Friday, May 3, 2013

Documenting, 101

What I do for my students.

All this week I have been frantically trying to get my last online discussion set up for my compressed video class.  I had no idea, when I structured the course this way, that these assignments would take so long to create.  But each one requires me to locate six to nine documents regarding a specific time and issue – documents that are not only relevant to whatever question I wish to ask (which is a whole added layer of trying to figure out the assignment) but which are also, preferably, available in a digital format that can be transferred over to my assignment without retyping them entirely.

This last one turns out to be a fairly impossible qualification, sometimes.  I end up doing a lot of typing.  Fortunately I am now a relatively quick typist.

As the class has moved closer to the present, finding documents has become both easier and more challenging.  On the one hand, there are a lot of documents to choose from, as the modern era is easily the most overdocumented period in American history.  On the other hand, well, there are a lot of documents to choose from. 

I remember reading a memoir by a spy, a long time ago, who put it best.  People think intelligence is listening in the silence for that faint signal that nobody else can hear, he said, but it isn’t that at all.  Most of the time it’s being stuck in a roaring crowd trying to pick out a single conversation.

So I do a lot of reading, in other words.

Sometimes this is fun.  For the previous assignment I had them take a position on whether Ford pardoning Nixon was the correct thing to do, and once I figured out that this was the question I wanted to ask the documents just flowed right onto the page.  It’s also not an issue I address directly in my lectures, so it was interesting to see how they responded without getting my interpretation.  Sometimes I worry that no matter how often I stress that my interpretation of historical events is just that – as opposed to, say, absolute truth – and they need to evaluate it just as they would any other secondary source, this is not an action that comes naturally to students.  It takes a few times for them to believe me.

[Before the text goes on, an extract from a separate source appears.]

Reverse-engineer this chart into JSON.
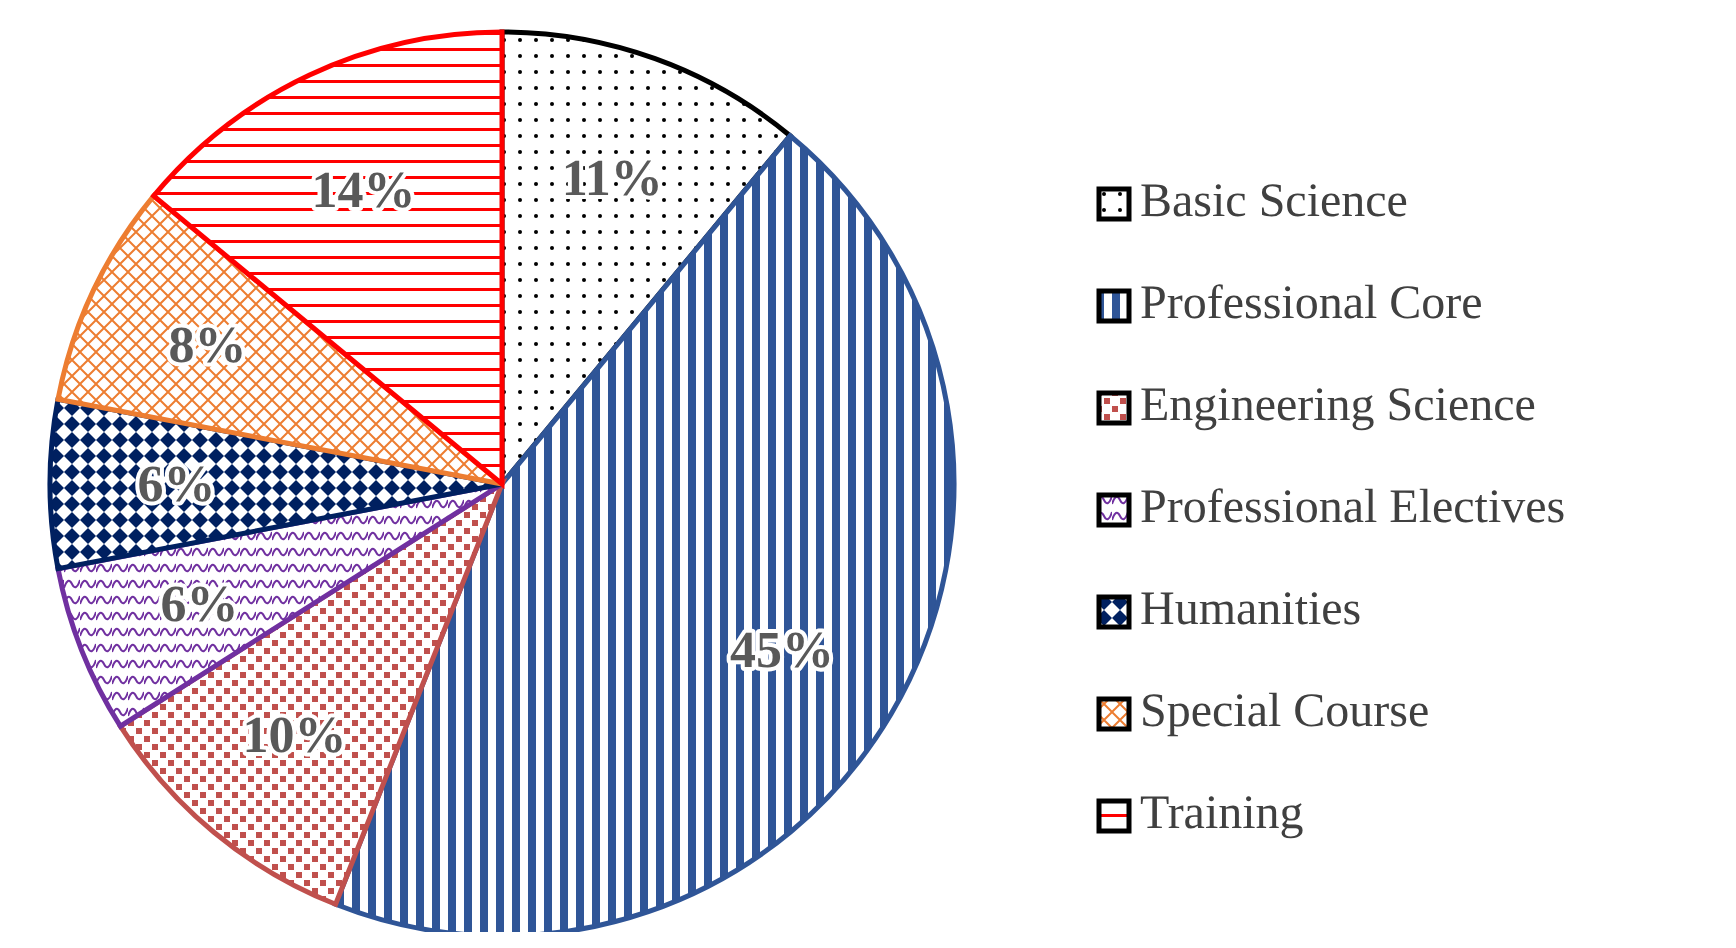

But this time?  No fun at all.

For this final assignment I wanted to do something with the onset of the Culture Wars, and since most of what we will be covering in class during the week this discussion is open will be the late 1970s and the 1980s, I figured the emergence of the Religious Right would be a good topic.  And it is a good topic – one almost guaranteed to get some interesting comments.

But it did mean that in order to find the right documents – including enough on both sides so that the students could pick either side and still have abundant evidence to work with – I ended up reading an astonishing amount of blather from the Moral Majority and its defenders, promoters and partisans.  They were so blithely arrogant about their ability to read the mind of God and declare His will on secular issues, and so utterly clueless about the devastation they would wreak on the American ideal of Constitutional law.

It made my head hurt.

So long as my students conform to the structural requirements in these discussions – thesis statement, supporting evidence, connections explaining how the latter actually works to confirm the former, citations – then they will be fine.  Agreeing with the professor is specifically listed in the syllabus as being worth 0% of their grade.  My goal here is twofold – a) to get them to think critically about a specific issue, and b) to teach them how to argue in a historically appropriate manner, to think like historians.

And if that means slogging through Jerry Falwell’s purple prose, well there you go.  I knew the job was dangerous when I took it.

A glass of wine would be good right about now, though.

1 comment:

Janiece said...

I would think washing your brain in lye would also be good right about now.